Carly Bass, Grazing Technician, Center for Sustainable Agriculture
Carly Bass is the new grazing specialist within the Champlain Valley Crop, Soil, and Pasture Team and the Center for Sustainable Agriculture. She is based at the UVM Extension Middlebury office, and will provide technical assistance, outreach, and education to farmers in Addison County and southward into Southern Vermont.
Bass has always been passionate about animals but did not get a lot of exposure to agriculture growing up in the Maryland suburbs of D.C. She began horseback riding at an early age as a way to interact with animals every day.
She took her passion for horses to the University of New Hampshire, where she received a bachelor of science degree in animal science and began working on farms with various livestock including sheep, dairy cows, and chickens. After graduating, she had the opportunity to work on a dairy farm in Ireland to assist in calving and rotational grazing.
Bass received a master’s degree in animal science from Cornell University, where she discovered her passion for protecting water quality through nutrient management and other sustainable practices. During her free time, Bass likes to go hiking and camping with her dog and go swimming.
Leo Ruiz, Community Health Worker, Extension Bridges to Health Program
Leo Ruiz is a community health worker for Bridges to Health in Franklin and Grand Isle counties. In this role, Ruiz assists migrant workers and their families to connect them with medical and dental services and related paperwork. He began working with Extension in December, 2023.
Ruiz was born and raised in Cordoba, Veracruz in Mexico. He moved to Vermont in 2021 and really likes living here. He loves eating and cooking, outdoor activities, sports, videogames and traveling.
Prior to this role, Ruiz was working in the food industry where he had a chance to meet a lot of international people from different cultures. He is excited to be working with Bridges to Health because it is a good way to help others.
Maddox Gabriel Wilson, Northeast Kingdom Regional Coordinator, Migrant Health & Education
Wilson lives in the Northeast Kingdom (NEK) and has worked all over the region in a wide variety of settings including farms, schools, local organizations and more. She grew up out west in Colorado and Utah but has found home and community in the NEK.
Wilson enjoys meeting people, hearing their stories, running around in the woods and learning about traditions and ways of life around the world.

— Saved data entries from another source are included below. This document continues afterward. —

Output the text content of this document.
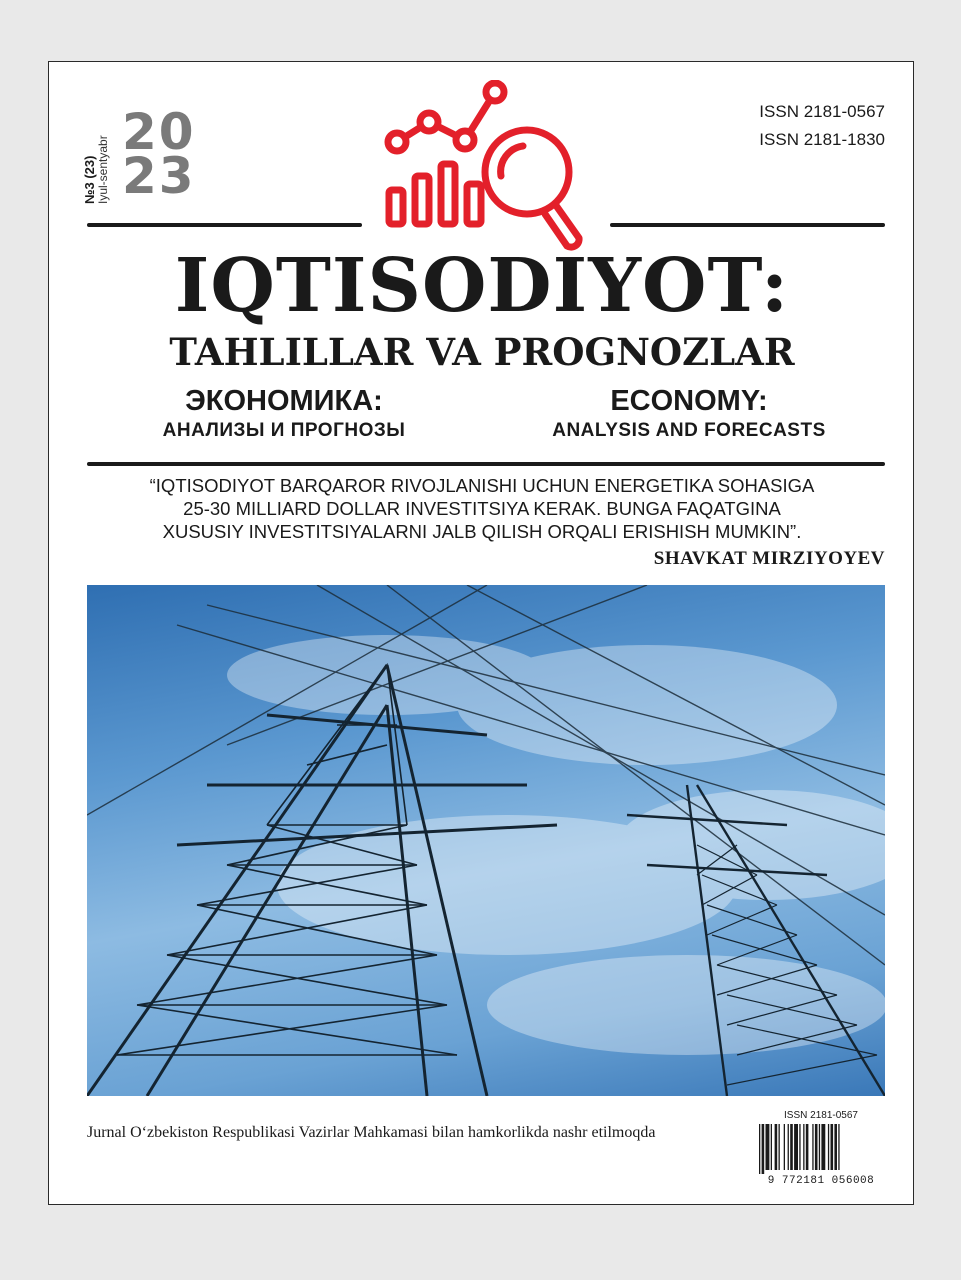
№3 (23) Iyul-sentyabr
20
23
ISSN 2181-0567
ISSN 2181-1830
IQTISODIYOT:
TAHLILLAR VA PROGNOZLAR
ЭКОНОМИКА:
АНАЛИЗЫ И ПРОГНОЗЫ
ECONOMY:
ANALYSIS AND FORECASTS
“IQTISODIYOT BARQAROR RIVOJLANISHI UCHUN ENERGETIKA SOHASIGA
25-30 MILLIARD DOLLAR INVESTITSIYA KERAK. BUNGA FAQATGINA
XUSUSIY INVESTITSIYALARNI JALB QILISH ORQALI ERISHISH MUMKIN”.
SHAVKAT MIRZIYOYEV
Jurnal O‘zbekiston Respublikasi Vazirlar Mahkamasi bilan hamkorlikda nashr etilmoqda
ISSN 2181-0567
9 772181 056008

She is excited to connect deeper with farms and migrant workers in the NEK in this new role.
Jascha Pick, Grazing Program Coordinator/Specialist, Center for Sustainable Agriculture
Jascha Pick brings extensive grazing experience to UVM Extension, which includes operating and expanding his own grazing operation in Danville, Vermont for 14 years. He has also worked on numerous other diversified farms in Vermont.
Pick holds a bachelor’s degree in sustainable agriculture from Sterling College, and currently serves on the board of the Vermont Grass Farmers Association.

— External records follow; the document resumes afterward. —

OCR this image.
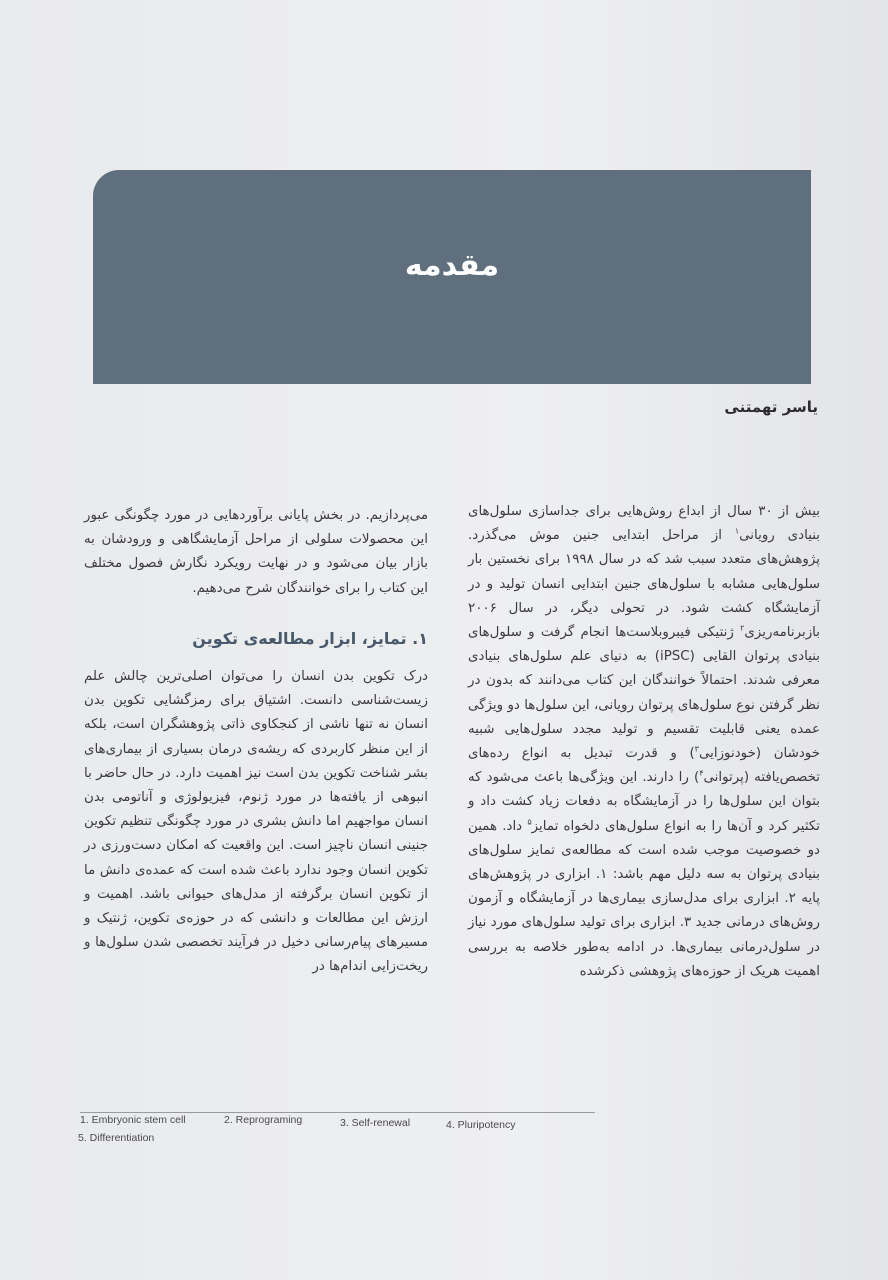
مقدمه
یاسر تهمتنی

بیش از ۳۰ سال از ابداع روش‌هایی برای جداسازی سلول‌های بنیادی رویانی$^۱$ از مراحل ابتدایی جنین موش می‌گذرد. پژوهش‌های متعدد سبب شد که در سال ۱۹۹۸ برای نخستین بار سلول‌هایی مشابه با سلول‌های جنین ابتدایی انسان تولید و در آزمایشگاه کشت شود. در تحولی دیگر، در سال ۲۰۰۶ بازبرنامه‌ریزی$^۲$ ژنتیکی فیبروبلاست‌ها انجام گرفت و سلول‌های بنیادی پرتوان القایی (iPSC) به دنیای علم سلول‌های بنیادی معرفی شدند. احتمالاً خوانندگان این کتاب می‌دانند که بدون در نظر گرفتن نوع سلول‌های پرتوان رویانی، این سلول‌ها دو ویژگی عمده یعنی قابلیت تقسیم و تولید مجدد سلول‌هایی شبیه خودشان (خودنوزایی$^۳$) و قدرت تبدیل به انواع رده‌های تخصص‌یافته (پرتوانی$^۴$) را دارند. این ویژگی‌ها باعث می‌شود که بتوان این سلول‌ها را در آزمایشگاه به دفعات زیاد کشت داد و تکثیر کرد و آن‌ها را به انواع سلول‌های دلخواه تمایز$^۵$ داد. همین دو خصوصیت موجب شده است که مطالعه‌ی تمایز سلول‌های بنیادی پرتوان به سه دلیل مهم باشد: ۱. ابزاری در پژوهش‌های پایه ۲. ابزاری برای مدل‌سازی بیماری‌ها در آزمایشگاه و آزمون روش‌های درمانی جدید ۳. ابزاری برای تولید سلول‌های مورد نیاز در سلول‌درمانی بیماری‌ها. در ادامه به‌طور خلاصه به بررسی اهمیت هریک از حوزه‌های پژوهشی ذکرشده

می‌پردازیم. در بخش پایانی برآوردهایی در مورد چگونگی عبور این محصولات سلولی از مراحل آزمایشگاهی و ورودشان به بازار بیان می‌شود و در نهایت رویکرد نگارش فصول مختلف این کتاب را برای خوانندگان شرح می‌دهیم.

۱. تمایز، ابزار مطالعه‌ی تکوین

درک تکوین بدن انسان را می‌توان اصلی‌ترین چالش علم زیست‌شناسی دانست. اشتیاق برای رمزگشایی تکوین بدن انسان نه تنها ناشی از کنجکاوی ذاتی پژوهشگران است، بلکه از این منظر کاربردی که ریشه‌ی درمان بسیاری از بیماری‌های بشر شناخت تکوین بدن است نیز اهمیت دارد. در حال حاضر با انبوهی از یافته‌ها در مورد ژنوم، فیزیولوژی و آناتومی بدن انسان مواجهیم اما دانش بشری در مورد چگونگی تنظیم تکوین جنینی انسان ناچیز است. این واقعیت که امکان دست‌ورزی در تکوین انسان وجود ندارد باعث شده است که عمده‌ی دانش ما از تکوین انسان برگرفته از مدل‌های حیوانی باشد. اهمیت و ارزش این مطالعات و دانشی که در حوزه‌ی تکوین، ژنتیک و مسیرهای پیام‌رسانی دخیل در فرآیند تخصصی شدن سلول‌ها و ریخت‌زایی اندام‌ها در

1. Embryonic stem cell	2. Reprograming	3. Self-renewal	4. Pluripotency
5. Differentiation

In his role with UVM Extension, he will coordinate grazing programming across the organization, and provide technical assistance to pasture-based farmers in the Connecticut River Valley of Vermont and beyond. Pick will be based in Extension’s St. Johnsbury office.
Emma Tracy, Postdoctoral Associate, Community Development and Applied Economics
Emma Tracy is a plant scientist who is passionate about the intersection of crop genetic improvement and consumer needs/end use quality.
She is joining Dr. Anaka Aiyar’s team in Community Development and Applied Economics, and the Food Systems Research Center to investigate the sustainability of plant-based protein production in the Northeast.
Prior to UVM, Tracy was an Extension specialist in plant pathology and 4-H at Montana State University, and worked as a postdoctoral associate focused on computational biology at Cornell University.
She is excited to be joining such a diverse and collaborative team and looks forward to exploring Vermont.
Sam Bliss, Postdoctoral Associate, Nutrition and Food Sciences
Sam Bliss is a postdoctoral fellow in nutrition and food sciences. In this role, he is teaching ecological economics in the Community Development and Applied Economics Department, and continuing his research on how home and wild food production interact with food security in Vermont and Maine.
Bliss was formerly a graduate assistant in Community Development and Applied Economics and the Rubenstein School for the Environment.
Sam also co-organizes Food Not Bombs Burlington and co-fronts local folk-punk band Marxist Jargon.
More New Hires
Amy Finley, Lecturer, Nutrition and Food Sciences (formerly a graduate assistant in the UVM Graduate College).